Mayor Frank Scott Jr.'s spokesman Aaron Sadler confirmed Betton is leaving his position.
"Alex is an asset to all of us at City Hall," Scott said in a statement provided by Sadler. "I value his legal expertise and trusted counsel, and I'm grateful for his willingness to take over the FOIA Division. I'm glad he will stay on until the end of the year, and I'm excited about the new opportunity for public service that awaits him."
When asked when Betton's last day will be, officials could not immediately provide an exact date.
Betton was named chief deputy city attorney in February 2019 after an interim period spent in the same role following the departure of longtime Little Rock employee Bill Mann, who now works for the Arkansas Municipal League.
He previously served as an assistant city attorney from 2010 to 2012, then left for the prosecuting attorney's office of the 6th Judicial District, which covers Pulaski and Perry counties, according to Betton's LinkedIn page.
Betton returned to the Little Rock city attorney's office in March 2016.
An email requesting comment that was sent to Betton as well as Little Rock City Attorney Tom Carpenter was not returned Thursday.
Betton's resignation was first reported by Mitch McCoy of KARK.
As a result of a records-act overhaul Scott announced on Aug. 9, the city's open-records division was removed from the Department of Human Resources and Betton was placed in charge.
News of Betton's forthcoming departure broke two days after members of the Little Rock Board of Directors spent two hours in executive session to discuss what Scott called "a personnel issue that requires immediate attention."
City board members exercise direct oversight over just two employees, the city manager and city attorney. Carpenter on Wednesday confirmed that he was present during the executive session the day before.
Betton's resignation also comes as the city is dealing with issues on several fronts related to open-records compliance.
A little more than two weeks after Scott announced the records-act overhaul, Prosecuting Attorney Larry Jegley of the 6th Judicial District issued a letter to the city that asked officials to "fully comply" with two records requests submitted by a Conway man or provide an alternative explanation.
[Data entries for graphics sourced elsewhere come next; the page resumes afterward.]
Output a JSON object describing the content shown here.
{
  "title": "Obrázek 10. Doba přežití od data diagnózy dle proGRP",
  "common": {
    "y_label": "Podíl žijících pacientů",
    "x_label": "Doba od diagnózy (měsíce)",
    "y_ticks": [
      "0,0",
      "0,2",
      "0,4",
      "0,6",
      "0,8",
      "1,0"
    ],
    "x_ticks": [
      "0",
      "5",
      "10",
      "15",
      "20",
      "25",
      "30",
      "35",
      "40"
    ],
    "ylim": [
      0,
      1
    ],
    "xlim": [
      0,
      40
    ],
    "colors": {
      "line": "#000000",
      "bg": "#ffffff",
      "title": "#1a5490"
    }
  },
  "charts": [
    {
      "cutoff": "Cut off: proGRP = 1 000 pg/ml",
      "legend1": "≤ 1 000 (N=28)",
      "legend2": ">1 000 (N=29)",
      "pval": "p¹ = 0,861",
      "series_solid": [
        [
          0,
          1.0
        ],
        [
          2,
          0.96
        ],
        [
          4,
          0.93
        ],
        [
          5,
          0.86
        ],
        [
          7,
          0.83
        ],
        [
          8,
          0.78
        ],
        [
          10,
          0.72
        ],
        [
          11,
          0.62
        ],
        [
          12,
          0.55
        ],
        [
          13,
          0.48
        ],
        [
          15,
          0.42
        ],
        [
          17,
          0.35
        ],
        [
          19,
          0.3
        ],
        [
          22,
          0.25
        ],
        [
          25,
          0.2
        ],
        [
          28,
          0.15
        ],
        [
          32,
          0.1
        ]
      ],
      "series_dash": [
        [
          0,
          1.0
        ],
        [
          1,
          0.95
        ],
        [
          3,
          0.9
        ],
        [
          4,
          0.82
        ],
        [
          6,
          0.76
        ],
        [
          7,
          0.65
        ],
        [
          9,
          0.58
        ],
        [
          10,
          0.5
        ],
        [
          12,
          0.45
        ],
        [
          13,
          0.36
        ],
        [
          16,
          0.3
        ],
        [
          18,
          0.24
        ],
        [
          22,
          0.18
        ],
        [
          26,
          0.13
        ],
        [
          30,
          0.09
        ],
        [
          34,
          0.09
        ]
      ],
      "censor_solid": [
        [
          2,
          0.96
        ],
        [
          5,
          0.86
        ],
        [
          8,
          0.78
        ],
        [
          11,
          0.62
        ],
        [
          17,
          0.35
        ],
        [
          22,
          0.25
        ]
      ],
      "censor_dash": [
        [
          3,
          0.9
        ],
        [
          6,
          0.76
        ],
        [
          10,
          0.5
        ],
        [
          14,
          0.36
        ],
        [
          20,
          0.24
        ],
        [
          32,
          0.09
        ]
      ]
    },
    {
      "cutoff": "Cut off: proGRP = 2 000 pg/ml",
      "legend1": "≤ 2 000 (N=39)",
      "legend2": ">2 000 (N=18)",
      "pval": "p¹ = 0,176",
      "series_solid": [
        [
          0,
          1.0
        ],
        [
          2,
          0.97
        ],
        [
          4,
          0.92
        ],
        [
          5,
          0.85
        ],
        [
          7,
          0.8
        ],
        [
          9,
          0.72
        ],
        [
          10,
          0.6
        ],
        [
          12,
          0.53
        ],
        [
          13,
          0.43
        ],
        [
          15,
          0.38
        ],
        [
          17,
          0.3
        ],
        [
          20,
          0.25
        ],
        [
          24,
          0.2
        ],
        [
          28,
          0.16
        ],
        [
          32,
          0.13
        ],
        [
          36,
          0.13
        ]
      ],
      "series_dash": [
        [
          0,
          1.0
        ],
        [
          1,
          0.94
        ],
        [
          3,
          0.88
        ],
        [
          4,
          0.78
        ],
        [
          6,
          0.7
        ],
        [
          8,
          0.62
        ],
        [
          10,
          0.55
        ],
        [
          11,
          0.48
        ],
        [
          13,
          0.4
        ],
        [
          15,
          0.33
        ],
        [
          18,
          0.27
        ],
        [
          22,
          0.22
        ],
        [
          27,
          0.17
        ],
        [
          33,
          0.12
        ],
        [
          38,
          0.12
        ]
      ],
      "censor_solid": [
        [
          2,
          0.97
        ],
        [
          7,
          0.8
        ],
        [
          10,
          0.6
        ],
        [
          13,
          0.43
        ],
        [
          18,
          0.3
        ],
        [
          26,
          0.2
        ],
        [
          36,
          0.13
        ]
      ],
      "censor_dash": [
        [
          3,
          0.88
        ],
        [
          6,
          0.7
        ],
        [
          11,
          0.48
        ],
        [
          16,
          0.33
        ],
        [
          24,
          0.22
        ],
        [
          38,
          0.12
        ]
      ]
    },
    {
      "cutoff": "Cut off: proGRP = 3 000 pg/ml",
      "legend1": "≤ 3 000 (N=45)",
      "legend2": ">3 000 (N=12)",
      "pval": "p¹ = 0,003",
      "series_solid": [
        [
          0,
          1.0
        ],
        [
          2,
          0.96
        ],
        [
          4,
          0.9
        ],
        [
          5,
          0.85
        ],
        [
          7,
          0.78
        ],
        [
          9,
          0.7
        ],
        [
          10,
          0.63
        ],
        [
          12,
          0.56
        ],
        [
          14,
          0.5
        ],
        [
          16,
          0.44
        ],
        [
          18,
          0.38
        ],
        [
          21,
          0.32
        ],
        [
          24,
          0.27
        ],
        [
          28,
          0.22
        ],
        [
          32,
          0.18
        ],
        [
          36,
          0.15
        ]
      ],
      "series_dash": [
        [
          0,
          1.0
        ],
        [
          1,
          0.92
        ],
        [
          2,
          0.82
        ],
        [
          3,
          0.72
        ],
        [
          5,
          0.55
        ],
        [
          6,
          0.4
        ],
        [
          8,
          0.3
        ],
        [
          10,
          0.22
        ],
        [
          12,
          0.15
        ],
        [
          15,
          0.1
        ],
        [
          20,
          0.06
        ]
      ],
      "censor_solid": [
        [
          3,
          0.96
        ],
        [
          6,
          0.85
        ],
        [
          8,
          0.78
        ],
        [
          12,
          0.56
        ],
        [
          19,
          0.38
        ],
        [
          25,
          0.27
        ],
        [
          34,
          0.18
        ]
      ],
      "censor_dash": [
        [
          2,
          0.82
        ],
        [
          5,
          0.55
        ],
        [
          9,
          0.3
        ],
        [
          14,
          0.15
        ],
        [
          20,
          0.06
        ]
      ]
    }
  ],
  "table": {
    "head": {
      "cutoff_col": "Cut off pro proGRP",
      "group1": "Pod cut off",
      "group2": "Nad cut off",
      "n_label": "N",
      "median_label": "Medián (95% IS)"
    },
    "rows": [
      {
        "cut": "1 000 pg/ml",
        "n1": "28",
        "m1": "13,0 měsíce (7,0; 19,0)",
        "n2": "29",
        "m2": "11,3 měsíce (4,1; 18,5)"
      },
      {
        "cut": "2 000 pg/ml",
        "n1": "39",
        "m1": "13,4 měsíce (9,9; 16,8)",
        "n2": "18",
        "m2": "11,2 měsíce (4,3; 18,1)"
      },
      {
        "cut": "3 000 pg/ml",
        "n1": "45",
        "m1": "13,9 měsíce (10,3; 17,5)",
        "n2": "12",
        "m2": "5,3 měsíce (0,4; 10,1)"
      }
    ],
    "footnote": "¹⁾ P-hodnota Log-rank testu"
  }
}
Carpenter later told Jegley that the city's responses to the requestor, Jimmie Cavin, were complete.
Last week, Matthew Campbell, a local attorney who authors the "Blue Hog Report" blog, filed a records-act complaint against Little Rock in which Campbell claimed he was never provided records in response to three requests he submitted earlier this month.
Additionally, on Wednesday, Campbell shared to Twitter a copy of an email he received from Carpenter in which Carpenter told Betton that an "IT pull" had revealed "numerous documents" pertaining to a coming city festival were deleted.
The first-ever festival, dubbed LITFest, has been scheduled for Oct. 7-9.
Events are being produced in partnership with an outside public affairs firm that employs Charles Blake, Scott's former chief of staff.